New Mexico VA Health Care System
Enjoying the Great Outdoors One Pedal at a Time
On your drive into work, have you ever noticed a cyclist or cyclists commuting to work and admired that person for doing so, or maybe, you think, it would be cool to ride a bike to work one day?
Perhaps it's crossed your mind that bicycle commuting not only helps the environment and saves gas money, but it can also help you stay fit and burn a few extra calories. One avid cyclist here at the Raymond G. Murphy VA Medical Center commutes, via bicycle to work, 2-3 times per week. Dr. Merideth Prevost, a PSA/Hospitalist advises that she really enjoys the fresh air.
“I ride to work relieve stress, increase energy and improve my fitness level,” Prevost said. “A colleague and I will be participating in the Death Ride Tour, which is a 3-day, 235-mile ride that travels through some of Colorado’s most scenic areas.”
When asked what motivates her to participate in events such as this one, Prevost said, “It is a great way for me to challenge myself, push my limits and do something active for a good cause. I have had many patients and friends affected by ALS and have seen firsthand its devastating effects. It is my pleasure to be able to do something to increase awareness of the disease and help fund research to find treatments. In addition, it is an opportunity for me to reflect on my own life and priorities, honor and remember those lost and cherish the life we have.”
Prevost went on to say that she usually participates in several bike events each year and usually does at least one charity ride each year to raise money and awareness for the charity she chooses. This ride will be in honor of Master Sgt. Karl Toponce, father of Julie Hinzman (PA-C Vascular Surgery) and fellow faculty members who suffer from this disease.
“The Hospitalist Medicine Faculty have also been affected greatly by ALS, with two our colleagues suffering from the disease,” stated Prevost.
As daunting as this will sound, the riders will cross over 5 mountain passes with steep declines, traveling at speeds of over 60 mph, then transition into a climb reaching an elevation of over 11,500 feet. If you plan on doing one of these type events, you must be in top physical shape to complete a tour like this one.

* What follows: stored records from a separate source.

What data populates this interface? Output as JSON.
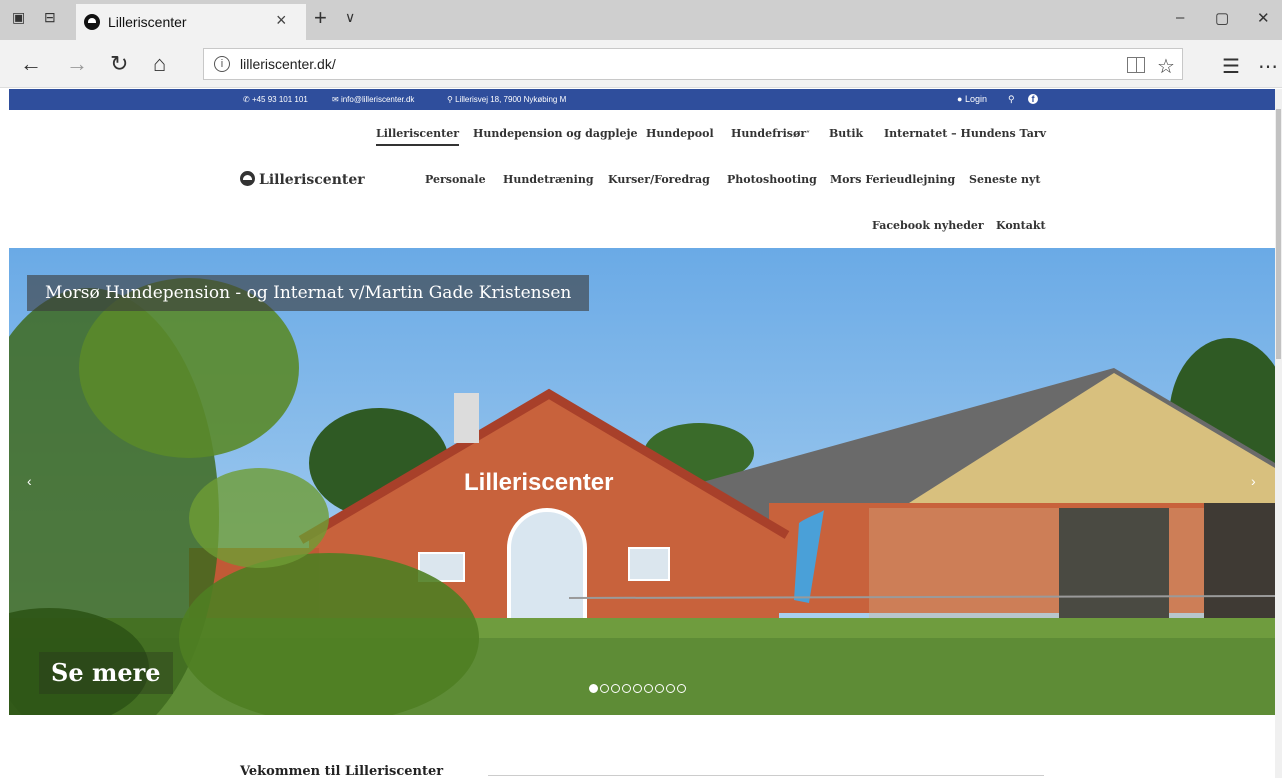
{
  "browser": {
    "tab_title": "Lilleriscenter",
    "url": "lilleriscenter.dk/"
  },
  "topbar": {
    "phone": "+45 93 101 101",
    "email": "info@lilleriscenter.dk",
    "address": "Lillerisvej 18, 7900 Nykøbing M",
    "login": "Login"
  },
  "site": {
    "logo_text": "Lilleriscenter"
  },
  "nav": {
    "items": [
      "Lilleriscenter",
      "Hundepension og dagpleje",
      "Hundepool",
      "Hundefrisør",
      "Butik",
      "Internatet – Hundens Tarv",
      "Personale",
      "Hundetræning",
      "Kurser/Foredrag",
      "Photoshooting",
      "Mors Ferieudlejning",
      "Seneste nyt",
      "Facebook nyheder",
      "Kontakt"
    ],
    "active_index": 0
  },
  "hero": {
    "caption": "Morsø Hundepension - og Internat v/Martin Gade Kristensen",
    "building_sign": "Lilleriscenter",
    "cta": "Se mere",
    "slide_count": 9,
    "active_slide": 1
  },
  "content": {
    "welcome_heading": "Vekommen til Lilleriscenter"
  },
  "colors": {
    "topbar_bg": "#2f4e9c",
    "brick": "#c8623c",
    "roof_red": "#a8402a",
    "grass": "#5e8c36",
    "sky": "#7bb6ea"
  },
  "icons": [
    "back-arrow-icon",
    "forward-arrow-icon",
    "refresh-icon",
    "home-icon",
    "info-icon",
    "reading-view-icon",
    "favorite-star-icon",
    "favorites-hub-icon",
    "more-icon",
    "phone-icon",
    "mail-icon",
    "map-pin-icon",
    "user-icon",
    "search-icon",
    "facebook-icon",
    "chevron-left-icon",
    "chevron-right-icon"
  ]
}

Those who have done this loop before know just how pleasurable it can be.
Oh, the feeling one gets when they cross the finish line is indescribable, and knowing they not only completed the tour, but also contributed to a very loyal cause.
Whether you’re an avid cyclist like Dr. Prevost or a novice, the thought of riding a bike to work could be a good alternative when it comes to commuting each day. After you outline some strategies to be successful on that first commute, you might find yourself wanting more. The commuters that I have met here that bike to work regularly do it because the personal rewards are so great. The savings on gas, the exercise benefits they get out of it, the open road with time to think, and the cool crisp air keeps them coming back for more. Make no mistake, it takes a special person to be a bike commuter and if anything, we can admire from them for their true grit.
We want to wish good luck to Dr. Prevost and Dr. Danczyk, on June 8-10, 2019, they will both be out there riding for the ALS cause and as they challenge themselves on this very difficult tour. We will be right there in spirit with you every pedal of the way!
The tour will start in Silverton, head south down to Durango and then climb up the million-dollar highway to Telluride, before ending at the starting point back in Silverton. The Death Ride tour is a non-profit event that helps support the war on ALS and helps make a difference in the lives of those fighting this horrible, devastating disease.